The challenge, of course, is knowing when to enter these swing trades and when to take profits, as position sizes can grow very quickly and if profits aren’t taken along the way, they can disappear just as quickly with pullbacks because the pulls are magnified by the lever.
For example, even though the LABU ETF returned more than 11 times from March 2020 to February 2021, if investors had bought at the absolute lows of COVID from March 18, 2020 and held until today, they they would still have lost almost 70% of their capital (Figure 5).
Focus on developing a trading system before considering leverage
Before investors jump into backed ETFs in search of treasure, they need to have a solid stance trading system/strategy which may bring profits to the assets of the parties. Leverage from leveraged ETFs like LABU is a tool that only increases fundamental trading returns, whether positive or negative.
Easing financial conditions A push for biotechnology
Biotech companies are typically pre-revenue growth companies and are dependent on well-functioning capital markets and low risk appetites to finance their operations.
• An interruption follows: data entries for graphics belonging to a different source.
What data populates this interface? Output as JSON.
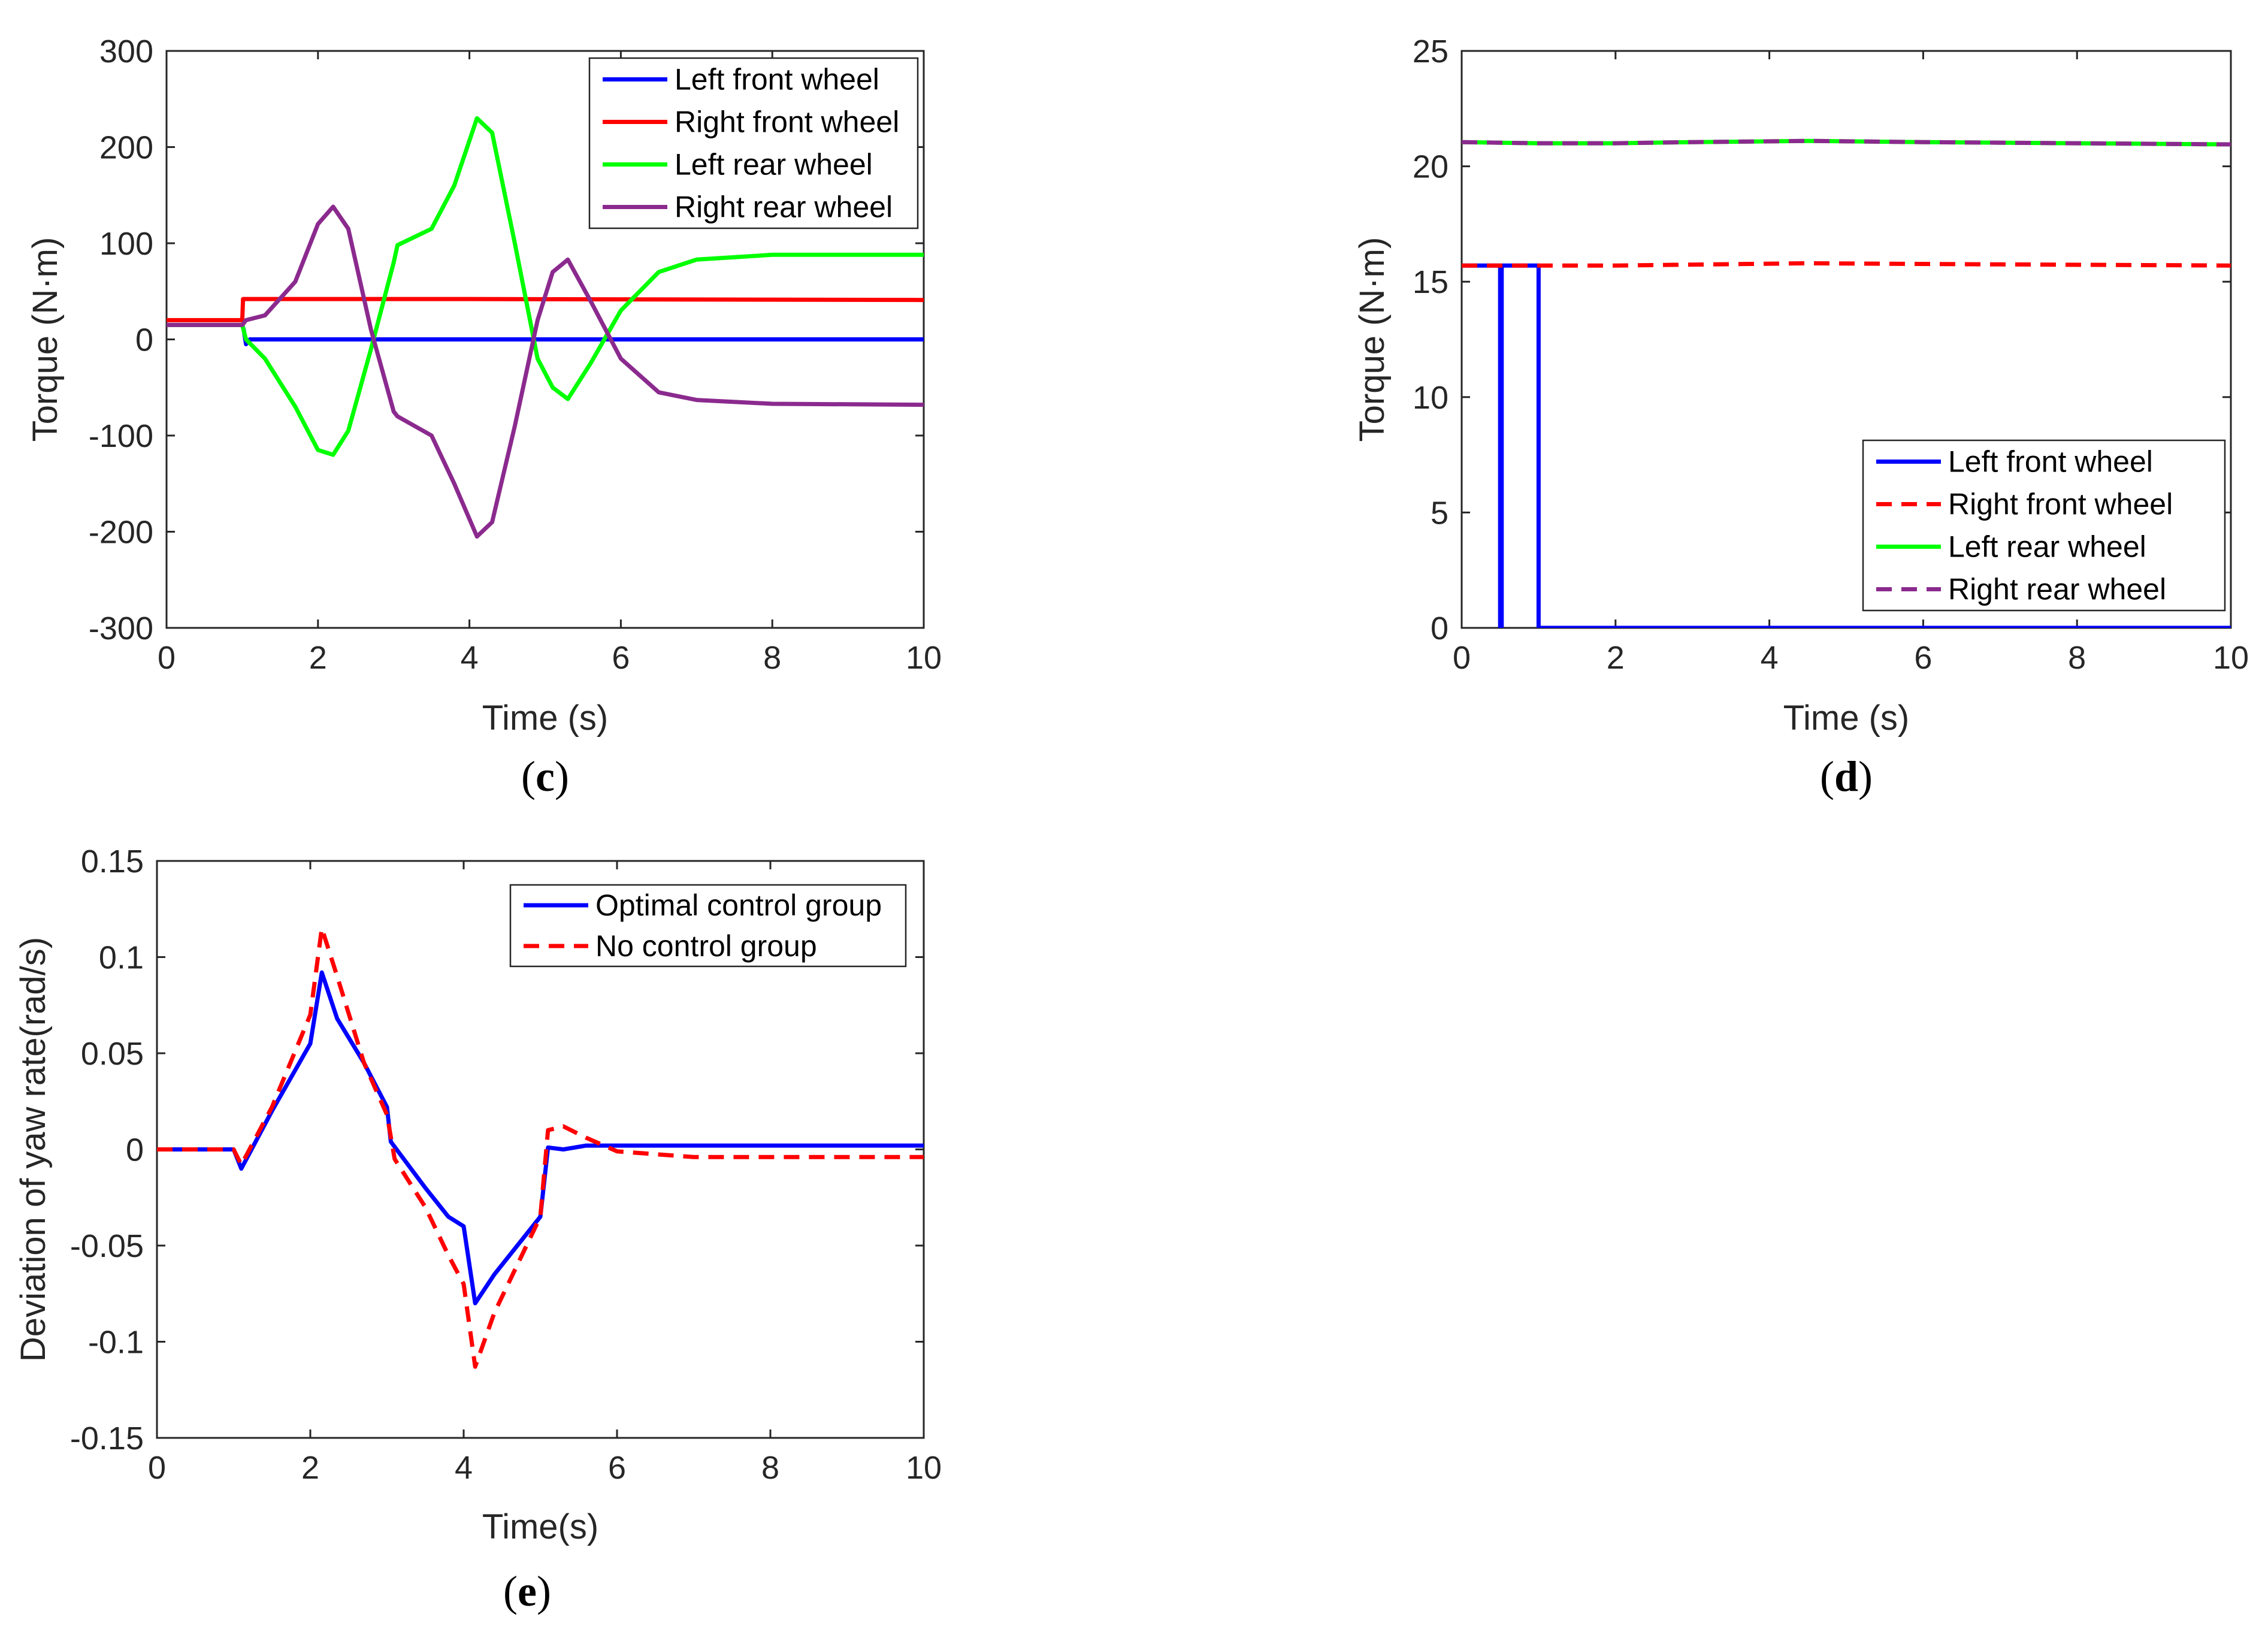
{
  "chart_data": [
    {
      "id": "c",
      "type": "line",
      "subfigure_label": "c",
      "xlabel": "Time (s)",
      "ylabel": "Torque (N·m)",
      "xlim": [
        0,
        10
      ],
      "ylim": [
        -300,
        300
      ],
      "xticks": [
        0,
        2,
        4,
        6,
        8,
        10
      ],
      "yticks": [
        -300,
        -200,
        -100,
        0,
        100,
        200,
        300
      ],
      "xtick_labels": [
        "0",
        "2",
        "4",
        "6",
        "8",
        "10"
      ],
      "ytick_labels": [
        "-300",
        "-200",
        "-100",
        "0",
        "100",
        "200",
        "300"
      ],
      "legend_position": "top-right",
      "series": [
        {
          "name": "Left front wheel",
          "color": "#0000ff",
          "dash": "solid",
          "x": [
            0,
            1,
            1.02,
            1.05,
            1.1,
            10
          ],
          "y": [
            15,
            15,
            10,
            -5,
            0,
            0
          ]
        },
        {
          "name": "Right front wheel",
          "color": "#ff0000",
          "dash": "solid",
          "x": [
            0,
            1,
            1.01,
            4,
            10
          ],
          "y": [
            20,
            20,
            42,
            42,
            41
          ]
        },
        {
          "name": "Left rear wheel",
          "color": "#00ff00",
          "dash": "solid",
          "x": [
            0,
            1,
            1.05,
            1.3,
            1.7,
            2.0,
            2.2,
            2.4,
            2.7,
            3.0,
            3.05,
            3.5,
            3.8,
            4.1,
            4.3,
            4.6,
            4.9,
            5.1,
            5.3,
            5.6,
            6.0,
            6.5,
            7,
            8,
            10
          ],
          "y": [
            15,
            15,
            0,
            -20,
            -70,
            -115,
            -120,
            -95,
            -10,
            80,
            98,
            115,
            160,
            230,
            215,
            100,
            -20,
            -50,
            -62,
            -25,
            30,
            70,
            83,
            88,
            88
          ]
        },
        {
          "name": "Right rear wheel",
          "color": "#8b2a8e",
          "dash": "solid",
          "x": [
            0,
            1,
            1.05,
            1.3,
            1.7,
            2.0,
            2.2,
            2.4,
            2.7,
            3.0,
            3.05,
            3.5,
            3.8,
            4.1,
            4.3,
            4.6,
            4.9,
            5.1,
            5.3,
            5.6,
            6.0,
            6.5,
            7,
            8,
            10
          ],
          "y": [
            15,
            15,
            20,
            25,
            60,
            120,
            138,
            115,
            10,
            -75,
            -80,
            -100,
            -150,
            -205,
            -190,
            -90,
            20,
            70,
            83,
            40,
            -20,
            -55,
            -63,
            -67,
            -68
          ]
        }
      ]
    },
    {
      "id": "d",
      "type": "line",
      "subfigure_label": "d",
      "xlabel": "Time (s)",
      "ylabel": "Torque (N·m)",
      "xlim": [
        0,
        10
      ],
      "ylim": [
        0,
        25
      ],
      "xticks": [
        0,
        2,
        4,
        6,
        8,
        10
      ],
      "yticks": [
        0,
        5,
        10,
        15,
        20,
        25
      ],
      "xtick_labels": [
        "0",
        "2",
        "4",
        "6",
        "8",
        "10"
      ],
      "ytick_labels": [
        "0",
        "5",
        "10",
        "15",
        "20",
        "25"
      ],
      "legend_position": "bottom-right",
      "series": [
        {
          "name": "Left front wheel",
          "color": "#0000ff",
          "dash": "solid",
          "x": [
            0,
            0.5,
            0.5,
            0.52,
            0.52,
            1.0,
            1.0,
            10
          ],
          "y": [
            15.7,
            15.7,
            0,
            0,
            15.7,
            15.7,
            0,
            0
          ]
        },
        {
          "name": "Right front wheel",
          "color": "#ff0000",
          "dash": "dashed",
          "x": [
            0,
            1,
            2,
            4.5,
            7,
            10
          ],
          "y": [
            15.7,
            15.7,
            15.7,
            15.8,
            15.75,
            15.7
          ]
        },
        {
          "name": "Left rear wheel",
          "color": "#00ff00",
          "dash": "solid",
          "x": [
            0,
            1,
            2,
            3,
            4.5,
            6,
            8,
            10
          ],
          "y": [
            21.05,
            21.0,
            21.0,
            21.05,
            21.1,
            21.05,
            21.0,
            20.95
          ]
        },
        {
          "name": "Right rear wheel",
          "color": "#8b2a8e",
          "dash": "dashed",
          "x": [
            0,
            1,
            2,
            3,
            4.5,
            6,
            8,
            10
          ],
          "y": [
            21.05,
            21.0,
            21.0,
            21.05,
            21.1,
            21.05,
            21.0,
            20.95
          ]
        }
      ]
    },
    {
      "id": "e",
      "type": "line",
      "subfigure_label": "e",
      "xlabel": "Time(s)",
      "ylabel": "Deviation of yaw rate(rad/s)",
      "xlim": [
        0,
        10
      ],
      "ylim": [
        -0.15,
        0.15
      ],
      "xticks": [
        0,
        2,
        4,
        6,
        8,
        10
      ],
      "yticks": [
        -0.15,
        -0.1,
        -0.05,
        0,
        0.05,
        0.1,
        0.15
      ],
      "xtick_labels": [
        "0",
        "2",
        "4",
        "6",
        "8",
        "10"
      ],
      "ytick_labels": [
        "-0.15",
        "-0.1",
        "-0.05",
        "0",
        "0.05",
        "0.1",
        "0.15"
      ],
      "legend_position": "top-right",
      "series": [
        {
          "name": "Optimal control group",
          "color": "#0000ff",
          "dash": "solid",
          "x": [
            0,
            1.0,
            1.1,
            1.5,
            2.0,
            2.15,
            2.35,
            2.7,
            3.0,
            3.05,
            3.5,
            3.8,
            4.0,
            4.15,
            4.4,
            5.0,
            5.1,
            5.3,
            5.6,
            6,
            8,
            10
          ],
          "y": [
            0,
            0,
            -0.01,
            0.02,
            0.055,
            0.092,
            0.068,
            0.045,
            0.022,
            0.004,
            -0.02,
            -0.035,
            -0.04,
            -0.08,
            -0.065,
            -0.035,
            0.001,
            0.0,
            0.002,
            0.002,
            0.002,
            0.002
          ]
        },
        {
          "name": "No control group",
          "color": "#ff0000",
          "dash": "dashed",
          "x": [
            0,
            1.0,
            1.1,
            1.5,
            2.0,
            2.15,
            2.35,
            2.7,
            3.0,
            3.1,
            3.5,
            3.8,
            4.0,
            4.15,
            4.4,
            5.0,
            5.1,
            5.3,
            5.6,
            6,
            7,
            8,
            10
          ],
          "y": [
            0,
            0,
            -0.008,
            0.022,
            0.07,
            0.115,
            0.09,
            0.045,
            0.018,
            -0.005,
            -0.03,
            -0.055,
            -0.07,
            -0.113,
            -0.085,
            -0.035,
            0.01,
            0.012,
            0.006,
            -0.001,
            -0.004,
            -0.004,
            -0.004
          ]
        }
      ]
    }
  ]
}
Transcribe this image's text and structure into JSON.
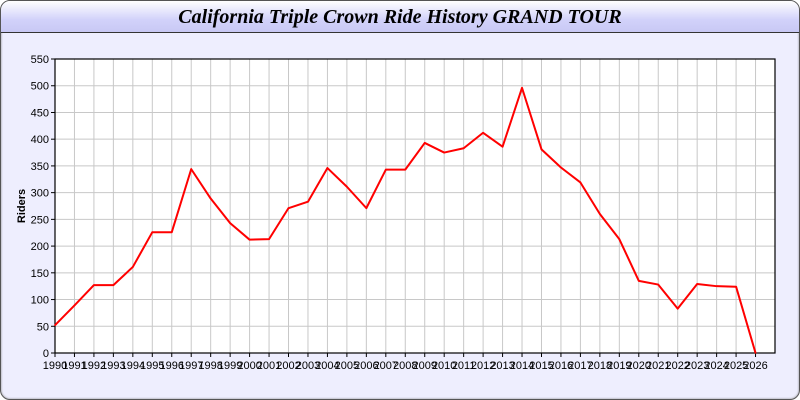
{
  "window": {
    "title": "California Triple Crown Ride History GRAND TOUR",
    "background": "#eeeefe"
  },
  "chart_data": {
    "type": "line",
    "title": "California Triple Crown Ride History GRAND TOUR",
    "xlabel": "",
    "ylabel": "Riders",
    "x": [
      1990,
      1991,
      1992,
      1993,
      1994,
      1995,
      1996,
      1997,
      1998,
      1999,
      2000,
      2001,
      2002,
      2003,
      2004,
      2005,
      2006,
      2007,
      2008,
      2009,
      2010,
      2011,
      2012,
      2013,
      2014,
      2015,
      2016,
      2017,
      2018,
      2019,
      2020,
      2021,
      2022,
      2023,
      2024,
      2025,
      2026
    ],
    "series": [
      {
        "values": [
          52,
          89,
          127,
          127,
          161,
          226,
          226,
          344,
          289,
          243,
          212,
          213,
          271,
          283,
          346,
          311,
          271,
          343,
          343,
          393,
          375,
          383,
          412,
          386,
          496,
          381,
          347,
          319,
          260,
          213,
          135,
          128,
          83,
          129,
          125,
          124,
          0
        ],
        "color": "#ff0000"
      }
    ],
    "xlim": [
      1990,
      2027
    ],
    "ylim": [
      0,
      550
    ],
    "yticks": [
      0,
      50,
      100,
      150,
      200,
      250,
      300,
      350,
      400,
      450,
      500,
      550
    ],
    "grid": true,
    "legend": "none"
  }
}
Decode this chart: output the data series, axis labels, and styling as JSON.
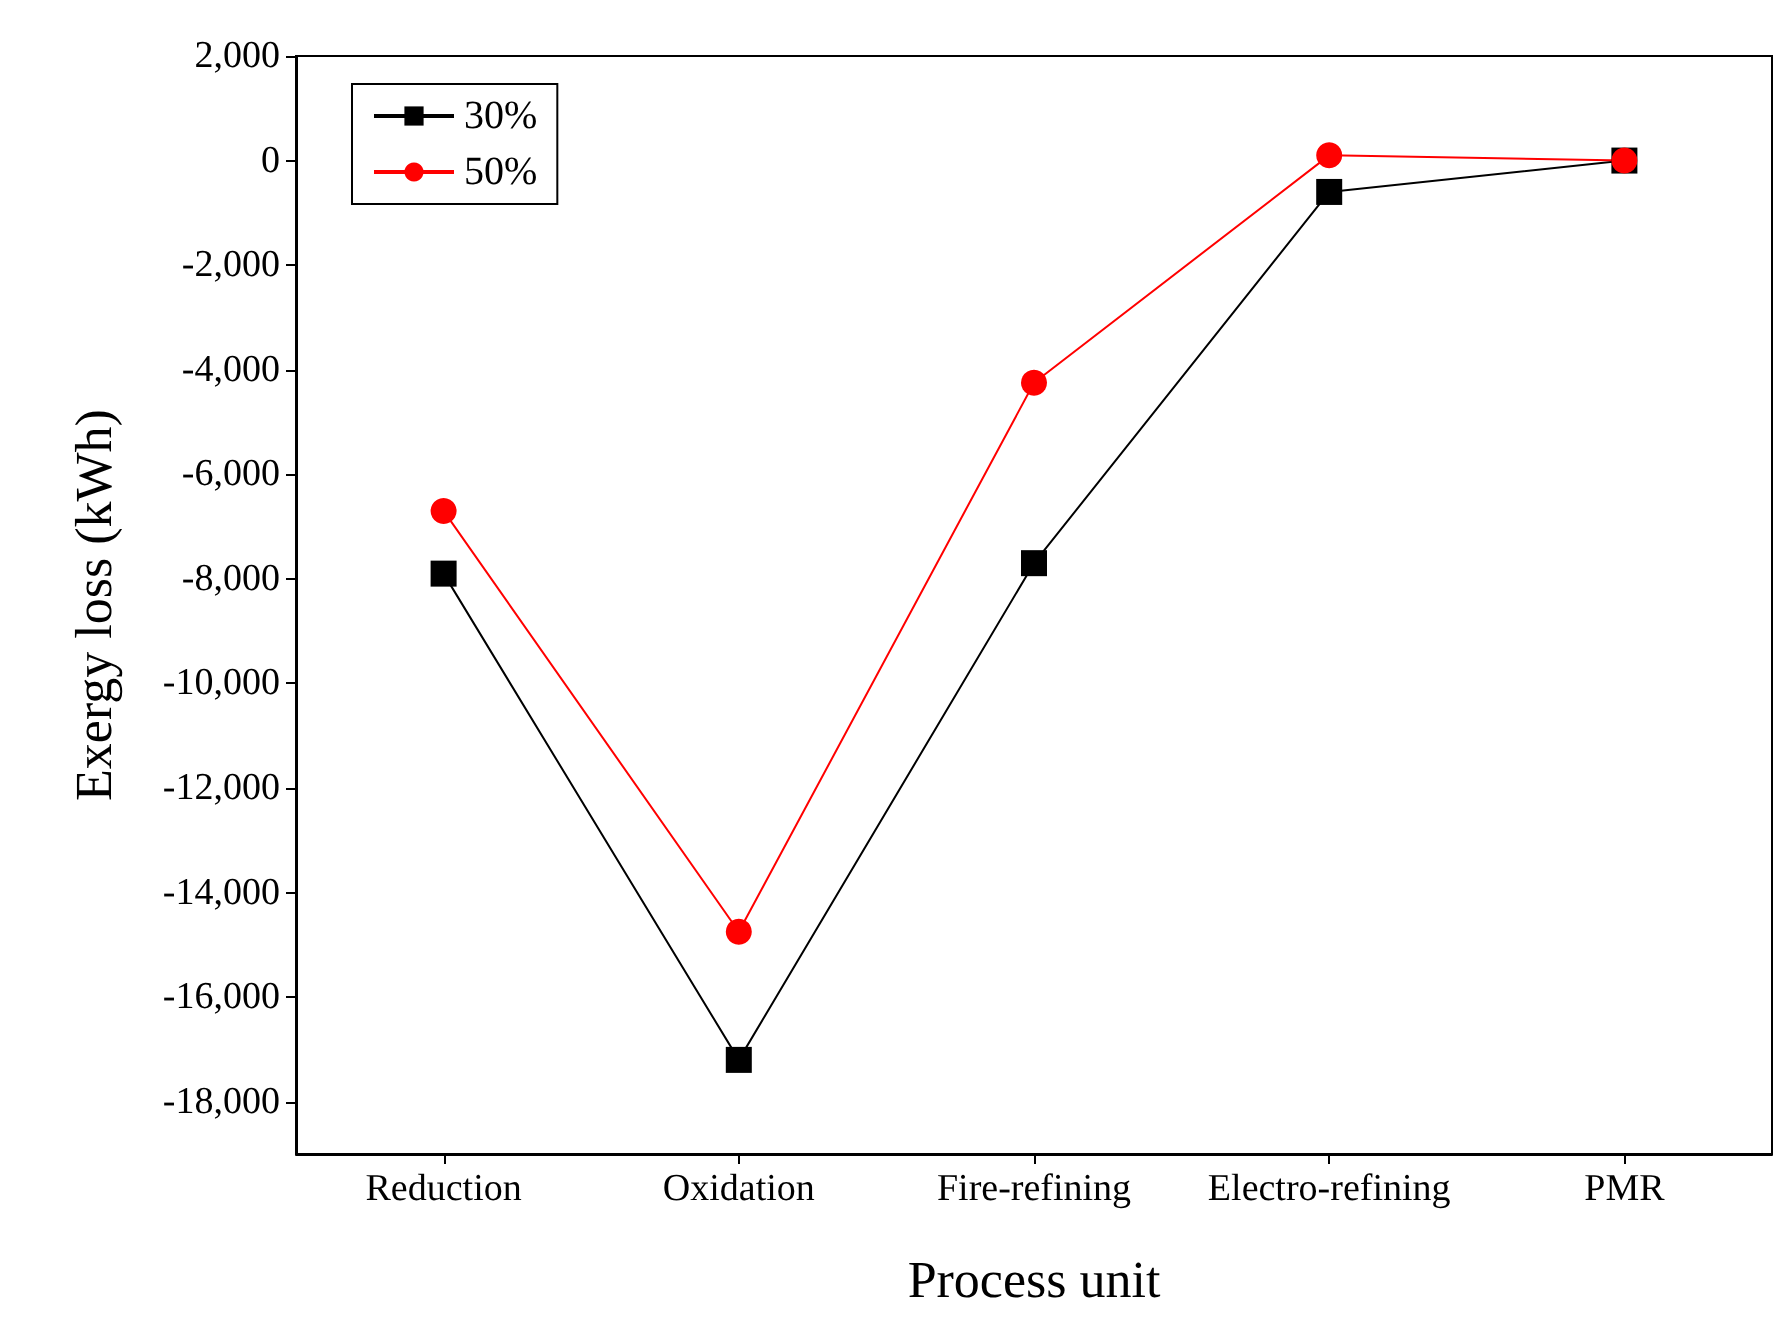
{
  "chart_data": {
    "type": "line",
    "xlabel": "Process unit",
    "ylabel": "Exergy loss (kWh)",
    "categories": [
      "Reduction",
      "Oxidation",
      "Fire-refining",
      "Electro-refining",
      "PMR"
    ],
    "series": [
      {
        "name": "30%",
        "color": "#000000",
        "marker": "square",
        "values": [
          -7900,
          -17200,
          -7700,
          -600,
          0
        ]
      },
      {
        "name": "50%",
        "color": "#ff0000",
        "marker": "circle",
        "values": [
          -6700,
          -14750,
          -4250,
          100,
          0
        ]
      }
    ],
    "ylim": [
      -19000,
      2000
    ],
    "yticks": [
      {
        "value": -18000,
        "label": "-18,000"
      },
      {
        "value": -16000,
        "label": "-16,000"
      },
      {
        "value": -14000,
        "label": "-14,000"
      },
      {
        "value": -12000,
        "label": "-12,000"
      },
      {
        "value": -10000,
        "label": "-10,000"
      },
      {
        "value": -8000,
        "label": "-8,000"
      },
      {
        "value": -6000,
        "label": "-6,000"
      },
      {
        "value": -4000,
        "label": "-4,000"
      },
      {
        "value": -2000,
        "label": "-2,000"
      },
      0,
      {
        "value": 2000,
        "label": "2,000"
      }
    ],
    "legend": "top left",
    "grid": false
  }
}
When financial conditions tighten, equity financing becomes scarce and biotech stocks tend to suffer. We can see this relationship graphically by overlaying the SPDR S&P Biotech ETF (XBI) versus the Chicago Fed’s Index of National Financial Conditions. When financial conditions tightened as in 2008-9, 2011, 2015-2016, 2020 and most recently, biotech stocks typically struggle (Figure 6).
Recently, despite the Fed claiming to be tightening monetary policies to fight inflation, financial conditions have actually been gradually easing, with November 2023 readings back to early 2022 levels.
Easing financial conditions are rekindling animal spirits, as seen by the recent rally of cryptocurrencies in speculative stocks like biotech. As long as financial conditions remain loose, biotech stocks should have a tailwind.
In conclusion, long leveraged ETFs like LABU only deliver their stated leveraged returns over a 1-day horizon. Holding periods longer than 1-day will see significant tracking errors due to positive convexity and decaying volatility. Traders should be aware of these risks when considering leveraged ETFs.
Biotech stocks are benefiting in the short term from easing financial conditions. As long as these conditions persist, the LABU ETF should continue to have a tailwind.
Although I’m personally hesitant to trade leveraged ETFs like LABU, sophisticated agile traders can look to take advantage of the improved sense of risk by move trading LABU.